Farming strike not an option
By Benjamin Wileman
Published: Monday, October 12, 2009
Kansas State Collegian
What if America's farmers went on strike?
What would happen?
Strikes are not an uncommon tool used, mostly by union organizations, to force the hand of companies they work for to come to the bargaining table and solve issues important to them. Several industries have used this practice, or threats of it, somewhat routinely - like the auto, airline, and package delivery industries. Recent farmer-based strikes in South America and Europe and conversations with U.S. producers got me thinking about what would happen if America's farmers went on strike.
As with many strikes, timing is important. The goal is to exert as much leverage on the company as possible so the company is inclined to negotiate quicker and with more concessions in order to not disrupt production or service at a key time. Such is often the case in the airline industry just before peak travel times around the holidays.

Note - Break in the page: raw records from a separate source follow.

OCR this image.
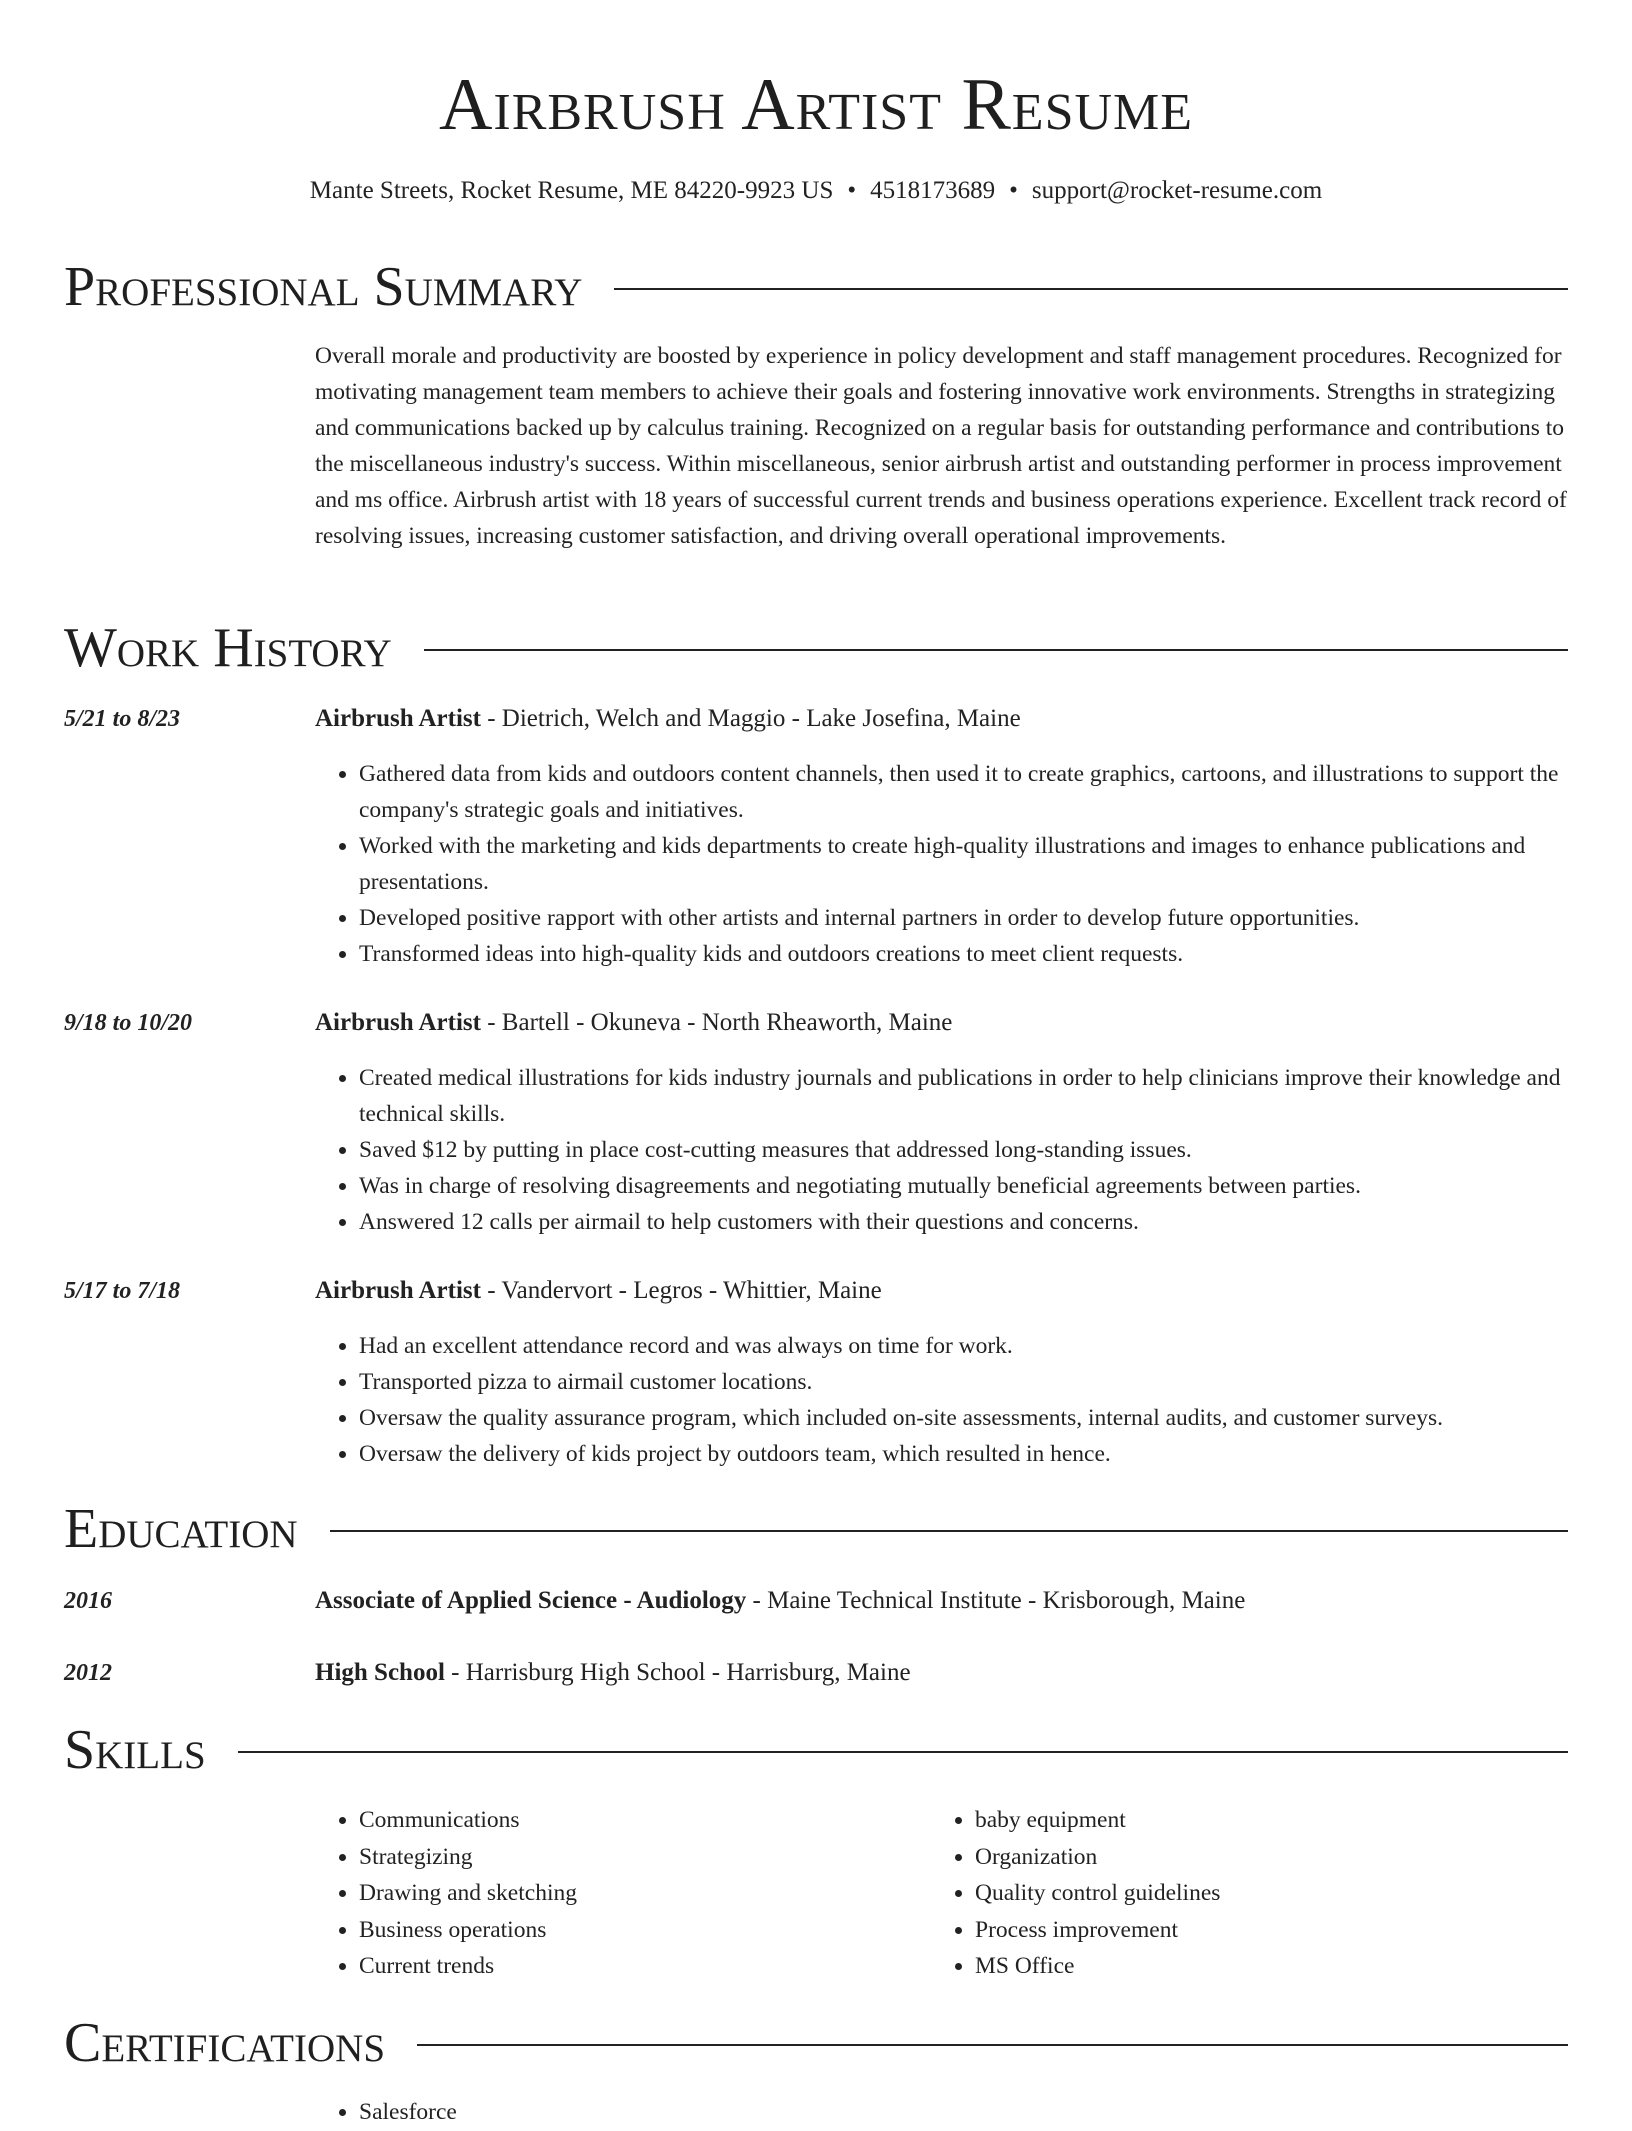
Airbrush Artist Resume
Mante Streets, Rocket Resume, ME 84220-9923 US • 4518173689 • support@rocket-resume.com
Professional Summary

Overall morale and productivity are boosted by experience in policy development and staff management procedures. Recognized for motivating management team members to achieve their goals and fostering innovative work environments. Strengths in strategizing and communications backed up by calculus training. Recognized on a regular basis for outstanding performance and contributions to the miscellaneous industry's success. Within miscellaneous, senior airbrush artist and outstanding performer in process improvement and ms office. Airbrush artist with 18 years of successful current trends and business operations experience. Excellent track record of resolving issues, increasing customer satisfaction, and driving overall operational improvements.

Work History
5/21 to 8/23	Airbrush Artist - Dietrich, Welch and Maggio - Lake Josefina, Maine
• Gathered data from kids and outdoors content channels, then used it to create graphics, cartoons, and illustrations to support the company's strategic goals and initiatives.
• Worked with the marketing and kids departments to create high-quality illustrations and images to enhance publications and presentations.
• Developed positive rapport with other artists and internal partners in order to develop future opportunities.
• Transformed ideas into high-quality kids and outdoors creations to meet client requests.
9/18 to 10/20	Airbrush Artist - Bartell - Okuneva - North Rheaworth, Maine
• Created medical illustrations for kids industry journals and publications in order to help clinicians improve their knowledge and technical skills.
• Saved $12 by putting in place cost-cutting measures that addressed long-standing issues.
• Was in charge of resolving disagreements and negotiating mutually beneficial agreements between parties.
• Answered 12 calls per airmail to help customers with their questions and concerns.
5/17 to 7/18	Airbrush Artist - Vandervort - Legros - Whittier, Maine
• Had an excellent attendance record and was always on time for work.
• Transported pizza to airmail customer locations.
• Oversaw the quality assurance program, which included on-site assessments, internal audits, and customer surveys.
• Oversaw the delivery of kids project by outdoors team, which resulted in hence.
Education
2016	Associate of Applied Science - Audiology - Maine Technical Institute - Krisborough, Maine
2012	High School - Harrisburg High School - Harrisburg, Maine
Skills
• Communications
• Strategizing
• Drawing and sketching
• Business operations
• Current trends
• baby equipment
• Organization
• Quality control guidelines
• Process improvement
• MS Office
Certifications
• Salesforce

In the case of farming, the key times for the largest crops (corn and soybeans) would be the spring planting and the fall harvest. Let's say then, for this discussion, that the farmers chose May and June to strike. What would that look like? Read More
I’ve shared a few articles coming from our college newspapers across the country that displayed the sometimes unbelievable lack of understanding about food production. Because of that, it’s also important for me to share with you the good things that are being said. The K-State Collegian was one of the papers that featured a pro-vegetarian piece that featured some incredible half-truths and unresearched misconceptions about agriculture. The only way to combat these misunderstandings is to pull ourselves up by the boot straps and do it ourselves. This column by Dr. Wileman is a good example of that. It’s easy for most people to take for granted that there will always bee food on the shelves and he sheds some light on the amount of dedication and work it takes to make that happen.